How could I tell my friends one thing and myself something entirely different? Surely meaning must be effortless or require effort. It had been over a week since I fell down this well and still the questions persisted. Every event of my life was like words on script leading me towards answering this question. That was until I stumbled across a book.

In a Barnes & Noble in Newburgh, New York, I picked up a copy of When Breath Becomes Air. I read the back and was immediately hooked. So I did what any bookworm would do; checked to see if the library had it. To my broke boy delight, they had a copy and I soon began reading the story of Dr. Paul Kalanithi, a neurosurgeon nearing the peak of his own professional hill only to be struck with life altering news. He has cancer. Terminal cancer to be more precise. Like a boat taken off course by a gust of wind changes, Dr. Kalanithi’s meaningful life changed forever.

For most of his life, Paul’s meaning was derived from his profession. Helping patients fulfilled him. Even as his body began to deteriorate, he continued to strive to operate again. But eventually, he had to accept meaning wasn’t in the operating room anymore. He then tried to find meaning in his love of writing and he did find it there. Paul was a fantastic writer with an even better story. As a reader, I was enamored with his words and even more inspired by how he was able to just keep going. Each page was better than the last and then, just like that, it’s over. Paul passes on.

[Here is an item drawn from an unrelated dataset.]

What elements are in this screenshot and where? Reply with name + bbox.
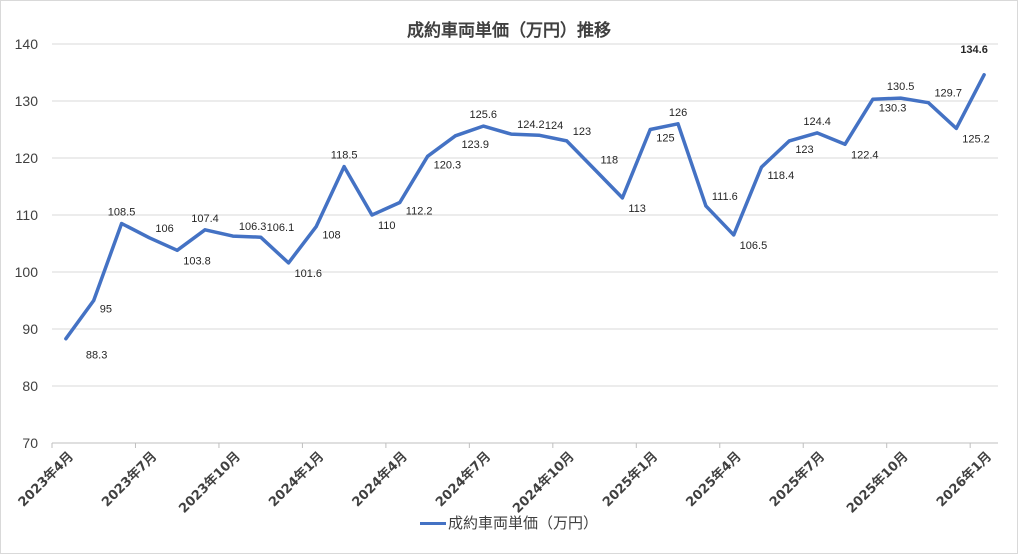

But just before Paul has to put down the pen, he leaves us with one final paragraph. A glimpse at where he found the most meaning in his life. As his fingers touched his keyboard for the final time, no doubt aware his time was nearly up, Paul wrote to his infant daughter. To her he shares that one day she’ll have her own hills to climb. As she ascends that them, inevitably taking inventory of her life, Paul asks her to do one thing, to remember what she cannot. To recall their time together as father and daughter. Paul asks her to remember and never diminish the value of her life, nor the time she shared with her dying father. Because for him, those were the most meaningful moments of his life.

If you have ever been around a baby, then you know how little value they bring in the first months of their life. For the short time Paul spent with his daughter, their relationship was mostly him taking care of her. Changing diapers, soothing cries, making her giggle. Trying to absorb as many moments of fatherhood that he could. Moments which she won’t ever recall. And yet for Paul, those few months with his daughter contained more meaning than the entirety of his medical career. Meaning, for Paul, was as effortless as the coo of his baby girl.

What I learned from Dr. Paul Kalanithi is that life’s meaning is as simple as the next inhale and as complex as operating on the human brain. Meaning is something given and earned. So if you’re like me, dejected by your own self imposed standards, remember the breath that fills your lungs. Unearned, freely given, effortless significant. By doing so you will begin to embrace paradox of meaning. Living each day like it’s your last. As you struggle up that hill, you’ll remember that although meaning may be awaiting you at the top, there’s also meaning in each step you take towards it. And as we all inevitably reach our summit, death will be there waiting, not to strike fear in your heart but to great you as a friend would. Arms open wide, congratulating you on a life full of meaning.